El Universal, 15 de abril de 2014
Gabriela mira a través de la ventana, escrutando la frialdad silenciosa de un paisaje que se extiende en franjas, como los registros de un iconostasio. Más allá de la primera orilla, gris y urbana, la verde superficie del campo alcanza la frontera de un mar desdibujado, más azul que el cielo azul bajo el que yace.
La quietud horizontal de la visión remite a una postal, a una instantánea, en donde todo permanece inmóvil, inaccesible tras el brillo pegajoso de la emulsión que recubre el papel fotográfico.
Y allí está ella: superpuesta, ajena, impropia, recortándose contra la imagen helada, como una calcomanía adherida a un fondo extraño y aleatorio.
Comenzó así también su deambular por la vida, incapaz de fundirse con la vulgaridad cotidiana del entorno.
-Es pelirroja, musitó con asombro la rotunda humanidad de la mucama.
-Es pelirroja, susurró la anciana, al reconocer la lechosa fisonomía de sus ancestros.
-Parece un Hans Holbein, sentenció el erudito, penetrado por el colorido desigual de la paleta que entintaba el fenotipo irrepetible de la niña.
Y así supo ella, desde el primer momento, que era diferente, y aprendió a contemplar el mundo recluida en la verde transparencia de su mirada de aceituna.
La luz que emana de sus ojos es lo único que rescalda su gélida apariencia de entidad de las aguas. Blancura de magnolia, anda como sin tocar el suelo, deslizándose, mitad pez y mitad
bailarina, rodeada de un halo neutral e inexpresivo. La tez transparente, pegada a los pómulos, resplandece nacarada con palidez de ondina.
Está lejos de casa.
Seis tramos de pisadas mitigadas por la suela de goma de sus zapatos adolescentes la separan de la ciudad. Al llegar al primer rellano alcanza a oír, atemperados por la gruesa puerta de madera, las escalas que ejecuta sobre el piano uno de los vecinos del edificio en que habita.
Dos descansillos más y atraviesa el portal. La calle se le antoja el cauce por el que discurre la ciudad como un río, como una entidad viviente que va cambiando de rostro y se ofrece diferente y nueva desde cada escaparate. Gabriela recorre la acera-costa, vadeando la ribera de piedra gris que delimita la calzada a cada lado, y que se eleva dibujando contra el horizonte un perfil zigzagueante, merced a los tejados a dos aguas.

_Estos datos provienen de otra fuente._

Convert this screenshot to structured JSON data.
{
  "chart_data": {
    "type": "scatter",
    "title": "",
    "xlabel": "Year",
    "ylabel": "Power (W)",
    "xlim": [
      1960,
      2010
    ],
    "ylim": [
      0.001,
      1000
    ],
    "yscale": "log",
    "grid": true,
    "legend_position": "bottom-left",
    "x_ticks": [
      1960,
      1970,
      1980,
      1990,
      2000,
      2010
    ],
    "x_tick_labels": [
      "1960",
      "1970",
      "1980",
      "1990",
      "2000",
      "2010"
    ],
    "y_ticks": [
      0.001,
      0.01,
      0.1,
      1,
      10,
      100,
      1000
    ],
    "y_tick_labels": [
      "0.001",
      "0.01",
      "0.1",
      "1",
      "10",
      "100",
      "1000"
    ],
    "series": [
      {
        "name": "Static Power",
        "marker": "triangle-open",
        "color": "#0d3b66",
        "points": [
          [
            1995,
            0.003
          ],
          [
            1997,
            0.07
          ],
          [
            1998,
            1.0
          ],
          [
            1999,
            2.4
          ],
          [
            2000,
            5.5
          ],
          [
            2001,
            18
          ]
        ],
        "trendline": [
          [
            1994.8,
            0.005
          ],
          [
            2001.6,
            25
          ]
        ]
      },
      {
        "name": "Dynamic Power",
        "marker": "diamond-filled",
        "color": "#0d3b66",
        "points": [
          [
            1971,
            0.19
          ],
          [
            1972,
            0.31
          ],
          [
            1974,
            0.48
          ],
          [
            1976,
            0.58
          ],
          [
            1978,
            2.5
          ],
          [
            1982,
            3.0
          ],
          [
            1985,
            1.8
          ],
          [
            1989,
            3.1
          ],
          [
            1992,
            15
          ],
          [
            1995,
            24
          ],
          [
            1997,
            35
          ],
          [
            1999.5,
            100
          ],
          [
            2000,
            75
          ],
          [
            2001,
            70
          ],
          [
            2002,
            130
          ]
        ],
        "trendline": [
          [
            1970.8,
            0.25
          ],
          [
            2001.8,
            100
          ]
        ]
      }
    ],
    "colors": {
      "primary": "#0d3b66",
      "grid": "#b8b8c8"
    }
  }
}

Como una sombra, lleva tras de sí la informe llamarada de su melena roja: ora péndulo, ora cascada… El viento experimenta, dibujando en torno a su cabeza, semihundida en la bufanda color granate, diferentes peinados. Como si dotados de viva propia estuvieran, se ensortijan caprichosamente aquí y allá los brazos flexibles de la enredadera de cobre que enmarca su rostro preocupado.
Un examen más. Un sólo examen más y podrá regresar a casa.
Jugárselo todo a una sola carta: las horas de silencio, la falta del abrazo; las interminables jornadas en una biblioteca que desentona con el vetusto edificio que la aloja.
Su breve anatomía parece todavía más enjuta en contraste con la magnificencia del MacEwan Hall: la belleza del recinto impone. Levanta la cabeza y su mirada vacila ante la luz tamizada que penetra desde la cúpula a través de la linterna. El esplendoroso edificio, sobredimensionado por el pánico, resulta amenazador.
Con la pluma en la mano, va invocando los nombres:
Milton, Ronsard, Ossian…
El tiempo apremia. El corazón late de prisa.
Mcpherson, Burns, Scott...
Noventa minutos más y todo habrá terminado: la tinta transfigura la identidad del papel y lo convierte en mapa, en hoja de ruta, en itinerario de un viaje de regreso.
Son las tres de la tarde, y todavía algún rayo de sol desdibuja las aristas de la arquitectura urbana al regresar a casa por Clerk Street. Edimburgo se presenta amable y hermosa, como antes, como siempre. Al final de la calle, la solidez contundente del Old College inspira seguridad. Y una vendedora de dulces, sumergida tras la ortogonal disposición de los bollos, atisba a través del escaparate y aventura un saludo al reconocer a la joven: bajo la cofia nevada, blanca como si también ella fuera de merengue, algún mechón cobrizo se desliza para revelar una cabellera también roja.